A Prince George elementary school teacher was among a group of five who participated in a 25-day trip along the entire 1,400 kilometre length of the Fraser River, from its headwaters near Mount Robson to the shores of the Salish Sea in Vancouver.
"It was amazing, it was the trip of a lifetime," Lori Eaton said Friday.
It was more than about paddling. Called the sustainable living leadership program, it is put on every year by the Rivershed Society of B.C., founded by Fin Donnelly who has swum the Fraser River twice to raise awareness about river ecosystems and what can be done to protect them.
Donnelly also serves as MP for New Westminster, Coquitlam and Port Moody.
The society's mission is to "protect, conserve and restore the health of B.C. riversheds within a generation."
The trip brought home to Eaton the Fraser's significance to the province.
"The river is a really important part of B.C.'s history and protecting it is all of our responsibilities," Eaton said. "I think conservation needs to come from the love of the land, a love of the water."
The journey began July 31 and the first three days were spent learning about each other, leadership, camp systems, the Fraser River and its riversheds, the sustainability challenge and how to paddle as a team and on the fourth, Danielea Castell of the Water Gratitude Society performed a water ceremony before the group embarked on their paddle journey.
While in the Robson Valley, they stayed overnight at Culp's organic farm in Dunster, spent time at Rainbow Falls in McBride and hiked and camped for three nights in the Goat River Valley, an old-growth fir forest near Crescent Spur.
Leaving the Upper Fraser, they stopped at the Ancient Forest east of Prince George - home to some of the province's last remaining old-growth cedars. Later that day, in Quesnel, they shared a potluck dinner with Blackwater Paddlers before touring the Baker Creek Enhancement Society's Nature Centre.
In the Fraser Canyon, they visited the Xatll Heritage Village, a traditional First Nations community and, traveling by raft, they visited sites that have been used as summer camps by First Nations for centuries.
They took part in a Department of Fisheries and Oceans fisheries demonstration, toured the Sustainable Living Potato House in Williams Lake, and heard from Richard Case about Transition Towns while having dinner at the Scout Island Nature Centre.
From Williams Lake, the group continued by raft, guided by Fraser River Raft Expeditions, to the Cathedrals - a remote area with dramatic hoodoos - and camped on beaches beside the river. On a layover day, the participants each embarked on a half-day solo hike to be alone and think about what they had learned so far.
From there, they rafted in to Lillooet where the Xwsten First Nation took them on a guided tour of the Bridge River fish rocks, the band's traditional fishing grounds. Participants were shown how to cut, hang and dry a fish, and how all the parts of a salmon are used.

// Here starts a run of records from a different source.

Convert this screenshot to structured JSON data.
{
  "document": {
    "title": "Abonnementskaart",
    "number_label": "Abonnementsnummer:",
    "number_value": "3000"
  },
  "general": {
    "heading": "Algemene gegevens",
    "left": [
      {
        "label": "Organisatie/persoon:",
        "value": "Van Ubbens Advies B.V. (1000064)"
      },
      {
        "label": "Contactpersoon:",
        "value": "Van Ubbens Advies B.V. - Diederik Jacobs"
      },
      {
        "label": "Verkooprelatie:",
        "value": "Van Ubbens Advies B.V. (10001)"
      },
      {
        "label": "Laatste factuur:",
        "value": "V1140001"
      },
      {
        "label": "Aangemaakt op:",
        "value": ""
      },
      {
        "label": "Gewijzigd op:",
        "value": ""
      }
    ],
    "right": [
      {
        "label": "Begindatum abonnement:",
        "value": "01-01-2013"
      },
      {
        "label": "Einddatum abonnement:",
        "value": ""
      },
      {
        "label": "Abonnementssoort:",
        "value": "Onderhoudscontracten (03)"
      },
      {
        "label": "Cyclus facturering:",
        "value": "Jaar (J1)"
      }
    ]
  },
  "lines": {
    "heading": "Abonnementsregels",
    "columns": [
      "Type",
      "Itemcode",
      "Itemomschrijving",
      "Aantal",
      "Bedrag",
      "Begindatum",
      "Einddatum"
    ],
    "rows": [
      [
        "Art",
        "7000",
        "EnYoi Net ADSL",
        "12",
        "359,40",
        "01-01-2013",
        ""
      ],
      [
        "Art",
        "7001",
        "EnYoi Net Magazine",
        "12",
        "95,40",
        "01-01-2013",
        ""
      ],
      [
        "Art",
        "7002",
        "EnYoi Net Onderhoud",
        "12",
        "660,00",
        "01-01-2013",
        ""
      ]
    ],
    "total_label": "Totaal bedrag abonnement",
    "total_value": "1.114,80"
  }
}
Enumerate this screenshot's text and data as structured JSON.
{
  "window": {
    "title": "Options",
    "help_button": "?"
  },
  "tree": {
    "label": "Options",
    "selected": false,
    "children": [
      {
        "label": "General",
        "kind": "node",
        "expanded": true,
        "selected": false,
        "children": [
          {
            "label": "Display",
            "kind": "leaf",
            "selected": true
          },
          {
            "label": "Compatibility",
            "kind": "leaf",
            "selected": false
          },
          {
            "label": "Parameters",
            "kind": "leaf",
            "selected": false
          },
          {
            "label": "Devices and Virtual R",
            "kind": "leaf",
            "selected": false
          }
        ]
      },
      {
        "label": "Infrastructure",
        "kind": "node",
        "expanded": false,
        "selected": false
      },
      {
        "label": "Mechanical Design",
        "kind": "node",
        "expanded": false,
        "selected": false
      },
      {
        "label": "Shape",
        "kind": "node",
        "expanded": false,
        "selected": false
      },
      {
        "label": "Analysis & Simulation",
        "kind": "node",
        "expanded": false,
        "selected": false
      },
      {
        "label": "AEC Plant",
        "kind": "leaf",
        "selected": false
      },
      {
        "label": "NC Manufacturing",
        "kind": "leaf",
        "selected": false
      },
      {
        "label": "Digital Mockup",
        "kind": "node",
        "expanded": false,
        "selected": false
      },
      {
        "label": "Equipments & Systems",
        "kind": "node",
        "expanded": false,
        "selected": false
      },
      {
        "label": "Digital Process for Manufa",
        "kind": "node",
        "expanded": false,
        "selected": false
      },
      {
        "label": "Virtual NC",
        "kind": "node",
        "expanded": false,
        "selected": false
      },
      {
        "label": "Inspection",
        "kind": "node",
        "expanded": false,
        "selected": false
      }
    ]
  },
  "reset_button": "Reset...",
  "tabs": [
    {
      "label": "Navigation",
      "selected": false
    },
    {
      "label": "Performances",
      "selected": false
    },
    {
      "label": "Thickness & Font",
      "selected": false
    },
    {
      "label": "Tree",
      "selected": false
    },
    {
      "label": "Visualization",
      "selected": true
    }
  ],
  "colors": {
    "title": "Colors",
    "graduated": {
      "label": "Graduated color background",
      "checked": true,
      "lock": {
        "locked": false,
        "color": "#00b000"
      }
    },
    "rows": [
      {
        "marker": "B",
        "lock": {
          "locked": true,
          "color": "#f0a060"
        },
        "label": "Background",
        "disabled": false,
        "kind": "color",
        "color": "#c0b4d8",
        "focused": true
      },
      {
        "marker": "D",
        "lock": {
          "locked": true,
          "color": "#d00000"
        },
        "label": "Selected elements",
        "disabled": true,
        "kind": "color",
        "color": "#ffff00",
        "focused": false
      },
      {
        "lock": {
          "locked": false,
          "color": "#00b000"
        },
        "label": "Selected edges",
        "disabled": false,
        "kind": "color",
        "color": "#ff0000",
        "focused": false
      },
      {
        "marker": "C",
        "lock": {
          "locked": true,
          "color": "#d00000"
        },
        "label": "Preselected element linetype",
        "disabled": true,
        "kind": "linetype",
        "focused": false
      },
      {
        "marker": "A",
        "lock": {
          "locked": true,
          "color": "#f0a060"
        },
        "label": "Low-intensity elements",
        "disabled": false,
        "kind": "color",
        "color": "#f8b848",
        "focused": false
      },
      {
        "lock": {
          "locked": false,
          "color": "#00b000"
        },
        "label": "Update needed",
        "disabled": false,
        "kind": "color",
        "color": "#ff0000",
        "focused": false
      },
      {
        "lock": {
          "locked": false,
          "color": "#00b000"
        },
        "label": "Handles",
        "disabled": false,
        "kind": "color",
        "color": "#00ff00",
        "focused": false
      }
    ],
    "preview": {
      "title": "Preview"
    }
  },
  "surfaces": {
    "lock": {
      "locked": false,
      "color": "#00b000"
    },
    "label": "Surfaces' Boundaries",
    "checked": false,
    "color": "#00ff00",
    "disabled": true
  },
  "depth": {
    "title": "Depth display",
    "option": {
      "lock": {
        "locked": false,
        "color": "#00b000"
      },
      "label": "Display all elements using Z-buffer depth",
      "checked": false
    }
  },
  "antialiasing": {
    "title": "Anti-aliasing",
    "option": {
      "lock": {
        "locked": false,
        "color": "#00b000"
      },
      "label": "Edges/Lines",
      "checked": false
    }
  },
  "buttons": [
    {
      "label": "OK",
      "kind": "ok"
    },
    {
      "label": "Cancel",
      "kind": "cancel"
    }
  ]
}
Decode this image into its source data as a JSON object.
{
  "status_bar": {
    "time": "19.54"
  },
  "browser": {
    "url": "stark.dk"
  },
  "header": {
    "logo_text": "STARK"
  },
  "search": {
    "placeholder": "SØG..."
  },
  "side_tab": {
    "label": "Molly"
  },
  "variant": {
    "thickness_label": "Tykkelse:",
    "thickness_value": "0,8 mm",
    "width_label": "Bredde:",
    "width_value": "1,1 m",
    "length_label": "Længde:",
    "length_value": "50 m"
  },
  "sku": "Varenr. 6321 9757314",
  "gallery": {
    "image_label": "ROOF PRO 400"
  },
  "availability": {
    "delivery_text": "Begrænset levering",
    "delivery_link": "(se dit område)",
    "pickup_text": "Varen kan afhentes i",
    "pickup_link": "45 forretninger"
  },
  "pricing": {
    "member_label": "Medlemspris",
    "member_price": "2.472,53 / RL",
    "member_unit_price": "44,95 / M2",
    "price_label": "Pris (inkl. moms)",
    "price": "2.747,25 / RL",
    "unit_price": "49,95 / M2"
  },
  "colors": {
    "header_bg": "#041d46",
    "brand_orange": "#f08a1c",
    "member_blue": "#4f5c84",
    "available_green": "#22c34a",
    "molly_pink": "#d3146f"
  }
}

From Hope, the trip continued by canoe, with stops at Kilby in Harrison, the Glen Valley Organic Farm in Langley, Colony Farm Community Gardens in Coquitlam and the Fraser River Discover Centre in New Westminster.
They shared dinner and stories with the Kwikwetlem First Nation and presented their project plans to each other. Eaton is working an educational unit plan on the Fraser River for her Grade 6 students.
"It's emphasize the biodiversity of the river, its historical and cultural significance, and conservation," Eaton said. "Hopefully, the students will apply what they've learned about the Fraser to another important river in the world as well. That's the big idea right now."